Información sobre pedidos
| Nombre del producto | Número de catálogo | UNIDAD | Precio | CANTIDAD | Favoritos | |
Plásmido Doble Nickase (m) RGS7 | sc-423946-NIC | 20 µg | $410.00 | |||
Plásmido Doble Nickase (m2) RGS7 | sc-423946-NIC-2 | 20 µg | $410.00 |
Rgs7 codifica el Regulador de la Señalización de Proteínas G 7 (RGS7), una proteína activadora de la GTPasa enriquecida en neuronas que acelera la actividad de las subunidades Gαi/o y relacionadas para terminar la señalización mediada por receptores acoplados a proteína G (GPCR). Al moldear la cinética y la amplitud de las vías evocadas por neurotransmisores, RGS7 modula salidas de segundos mensajeros, entre ellas cAMP/PKA, y la regulación posterior de canales iónicos que influyen en la excitabilidad neuronal y la transmisión sináptica. RGS7 actúa dentro de complejos macromoleculares con Gβ5 y anclajes de membrana como R7BP para controlar su localización y el sesgo de señalización a través de los circuitos neuronales. La desregulación de la temporización de la señalización de GPCR mediada por proteínas de la familia RGS es relevante para estudios de fenotipos neuroconductuales y de mecanismos a nivel de circuito implicados en la biología de enfermedades neurológicas y psiquiátricas.
RGS7 El plásmido de doble nicasa (m) consiste en un par de plásmidos emparejados diseñados para la edición de alta especificidad del locus Rgs7 en líneas celulares mouse. Cada plásmido expresa una nicasa Cas9 D10A y un ARN guía específico (sgRNA) dirigido a cadenas de ADN opuestas dentro de Rgs7. Cuando se dirigen a sitios adyacentes en cadenas de ADN opuestas, las dos nicasas generan cortes en cadena simple desplazados que, juntos, producen una rotura de doble cadena escalonada, lo que requiere una actividad coordinada sobre el objetivo por parte de ambas guías. La rotura de ADN resultante se resuelve mediante vías de reparación celular endógenas, más comúnmente a través de la unión de extremos no homólogos (NHEJ), lo que da lugar a inserciones o deleciones que alteran la función de Rgs7. Al requerir la participación de dos ARN guía en el locus diana, el enfoque de doble corte mejora la especificidad de la edición y proporciona una estrategia CRISPR complementaria para aplicaciones en las que se desea un control adicional sobre la precisión de la orientación.
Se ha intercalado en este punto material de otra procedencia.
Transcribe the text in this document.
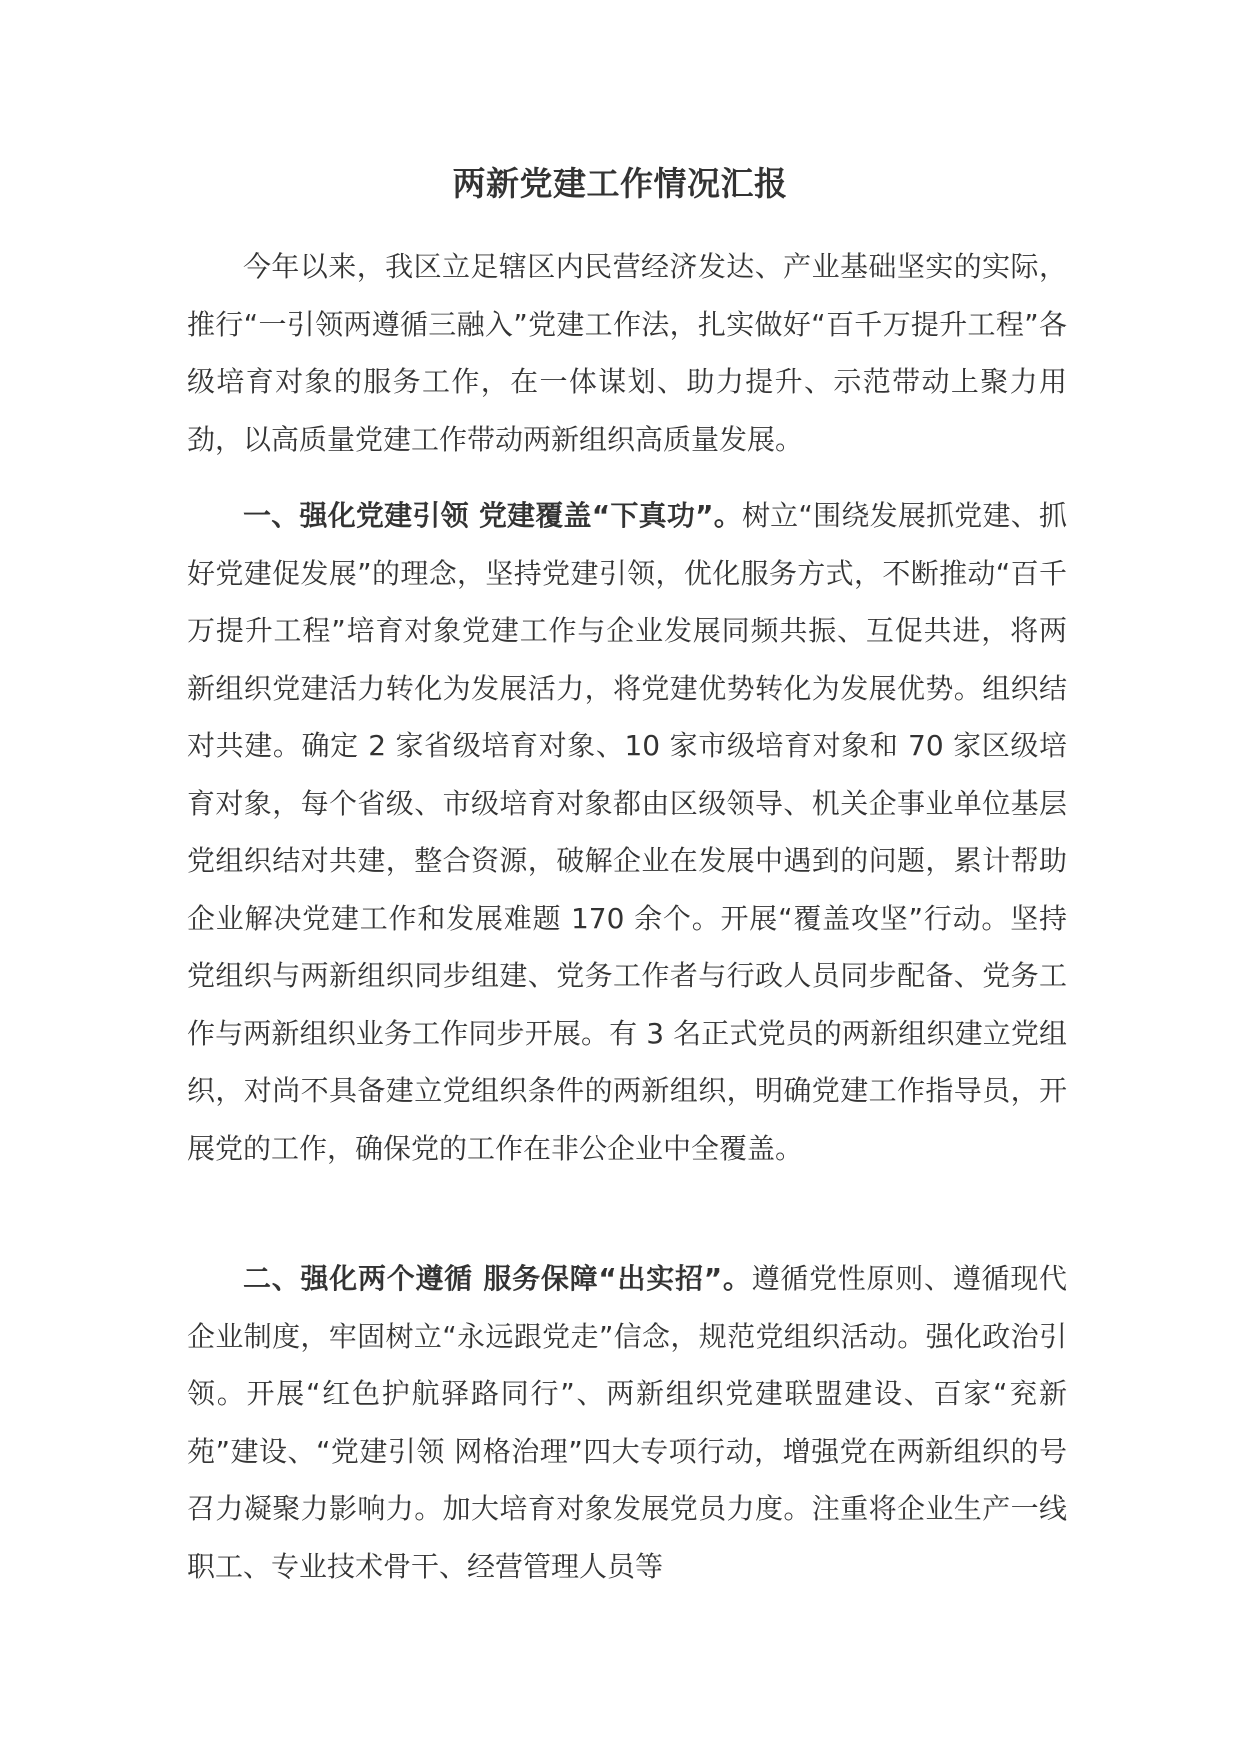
两新党建工作情况汇报

今年以来，我区立足辖区内民营经济发达、产业基础坚实的实际，推行“一引领两遵循三融入”党建工作法，扎实做好“百千万提升工程”各级培育对象的服务工作，在一体谋划、助力提升、示范带动上聚力用劲，以高质量党建工作带动两新组织高质量发展。

一、强化党建引领 党建覆盖“下真功”。树立“围绕发展抓党建、抓好党建促发展”的理念，坚持党建引领，优化服务方式，不断推动“百千万提升工程”培育对象党建工作与企业发展同频共振、互促共进，将两新组织党建活力转化为发展活力，将党建优势转化为发展优势。组织结对共建。确定 2 家省级培育对象、10 家市级培育对象和 70 家区级培育对象，每个省级、市级培育对象都由区级领导、机关企事业单位基层党组织结对共建，整合资源，破解企业在发展中遇到的问题，累计帮助企业解决党建工作和发展难题 170 余个。开展“覆盖攻坚”行动。坚持党组织与两新组织同步组建、党务工作者与行政人员同步配备、党务工作与两新组织业务工作同步开展。有 3 名正式党员的两新组织建立党组织，对尚不具备建立党组织条件的两新组织，明确党建工作指导员，开展党的工作，确保党的工作在非公企业中全覆盖。

二、强化两个遵循 服务保障“出实招”。遵循党性原则、遵循现代企业制度，牢固树立“永远跟党走”信念，规范党组织活动。强化政治引领。开展“红色护航驿路同行”、两新组织党建联盟建设、百家“兖新苑”建设、“党建引领 网格治理”四大专项行动，增强党在两新组织的号召力凝聚力影响力。加大培育对象发展党员力度。注重将企业生产一线职工、专业技术骨干、经营管理人员等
Para facilitar la identificación eficiente de las células editadas, un plásmido codifica GFP para la visualización fluorescente de las poblaciones transfectadas, mientras que el plásmido complementario lleva un gen de resistencia a la puromicina para la selección con antibióticos. En conjunto, estas características facilitan el enriquecimiento eficiente de las poblaciones cotransfectadas y simplifican la validación de los clones con Rgs7 alterado.
Sólo para uso en investigación. No destinado a uso diagnóstico o terapéutico.